Hollywood high flyers Tom Hanks and Steven Spielberg have launched what is being hailed as Venice's most ambitious film festival in years, but their romantic comedy The Terminal failed to take it to new heights.

More than 70 feature films, many of them world premieres, will screen at the 61st edition of the world's oldest cinema competition, which runs until September 11 - an infamous date that is central to many of its more controversial films.

A string of hot stars and internationally acclaimed directors will hit the red carpet and a record number of paparazzi have flown in for the occasion.

But The Terminal, starring Tom Hanks as a traveller from an imaginary eastern European country who gets stranded in New York's JFK airport for nine months, opened the festival on a slightly flat note.

A preview screening for the press received only a scattering of applause with critics praising Hanks's performance but saying they would have preferred something fresher.

"Nobody would deny Hanks and Spielberg are two coveted names at any festival, but frankly the film has been out for a couple of months and hasn't done very well," a British critic said.

The film opened two months ago in the United States, where critics and audiences gave it mixed reviews.

Organisers, trying to reinvent the Venice festival as a star-studded event, said the Oscar-winning duo were a perfect choice.

"We needed an opening film which would feel like an opening film," Marco Muller, the new director of the festival, told Reuters in an interview.

"It's a film which tackles a lot of serious issues but it's also a very successful comedy."

He said the deluge of Hollywood blockbusters would not drown out the festival's independent and arthouse roots.

"I wanted a festival of quality films for mass audiences.
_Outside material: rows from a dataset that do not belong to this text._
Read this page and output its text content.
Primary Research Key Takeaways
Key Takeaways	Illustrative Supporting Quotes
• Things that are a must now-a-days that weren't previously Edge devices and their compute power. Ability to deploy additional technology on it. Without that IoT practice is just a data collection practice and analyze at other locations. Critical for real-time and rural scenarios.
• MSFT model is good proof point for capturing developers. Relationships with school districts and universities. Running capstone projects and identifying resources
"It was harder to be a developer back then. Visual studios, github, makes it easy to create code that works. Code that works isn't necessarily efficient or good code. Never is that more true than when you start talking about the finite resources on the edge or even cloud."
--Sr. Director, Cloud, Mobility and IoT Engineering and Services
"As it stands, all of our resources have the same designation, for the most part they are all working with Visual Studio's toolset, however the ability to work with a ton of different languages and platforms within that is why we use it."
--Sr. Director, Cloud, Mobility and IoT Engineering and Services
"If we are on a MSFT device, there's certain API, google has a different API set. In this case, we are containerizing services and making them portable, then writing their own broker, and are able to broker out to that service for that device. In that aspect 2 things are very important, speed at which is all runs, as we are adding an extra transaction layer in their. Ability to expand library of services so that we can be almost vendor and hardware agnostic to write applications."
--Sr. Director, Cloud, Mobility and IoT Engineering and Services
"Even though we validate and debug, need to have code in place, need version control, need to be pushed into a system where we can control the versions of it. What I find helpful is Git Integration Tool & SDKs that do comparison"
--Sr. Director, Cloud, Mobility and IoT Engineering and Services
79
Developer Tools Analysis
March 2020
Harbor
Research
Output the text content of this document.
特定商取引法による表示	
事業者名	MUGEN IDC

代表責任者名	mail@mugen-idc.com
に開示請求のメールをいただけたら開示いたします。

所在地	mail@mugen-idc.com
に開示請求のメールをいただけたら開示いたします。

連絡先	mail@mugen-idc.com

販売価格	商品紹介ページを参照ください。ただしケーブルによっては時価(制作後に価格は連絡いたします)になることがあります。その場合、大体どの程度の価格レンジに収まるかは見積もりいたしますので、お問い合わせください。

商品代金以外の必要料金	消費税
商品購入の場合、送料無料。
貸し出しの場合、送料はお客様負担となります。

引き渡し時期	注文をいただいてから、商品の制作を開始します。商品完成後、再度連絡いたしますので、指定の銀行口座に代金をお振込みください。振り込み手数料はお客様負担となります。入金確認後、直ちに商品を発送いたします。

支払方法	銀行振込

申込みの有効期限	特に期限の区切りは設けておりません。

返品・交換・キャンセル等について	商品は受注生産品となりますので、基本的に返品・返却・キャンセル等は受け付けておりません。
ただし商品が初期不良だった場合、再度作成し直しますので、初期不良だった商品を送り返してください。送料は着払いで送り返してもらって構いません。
But if the Venice Film Festival is really going to be useful it has to create the conditions so that more fragile films will finally find a distributor and an audience."

Spielberg told journalists the comedy was a response to "the need for escape when the world is in crisis."

The festival will assume a more international air on Thursday when some of the 21 films competing for the Golden Lion top prize start screening.

The attacks against the United States will take centre stage later in the week with Wim Wenders's Land of Plenty, about post-September 11 United States.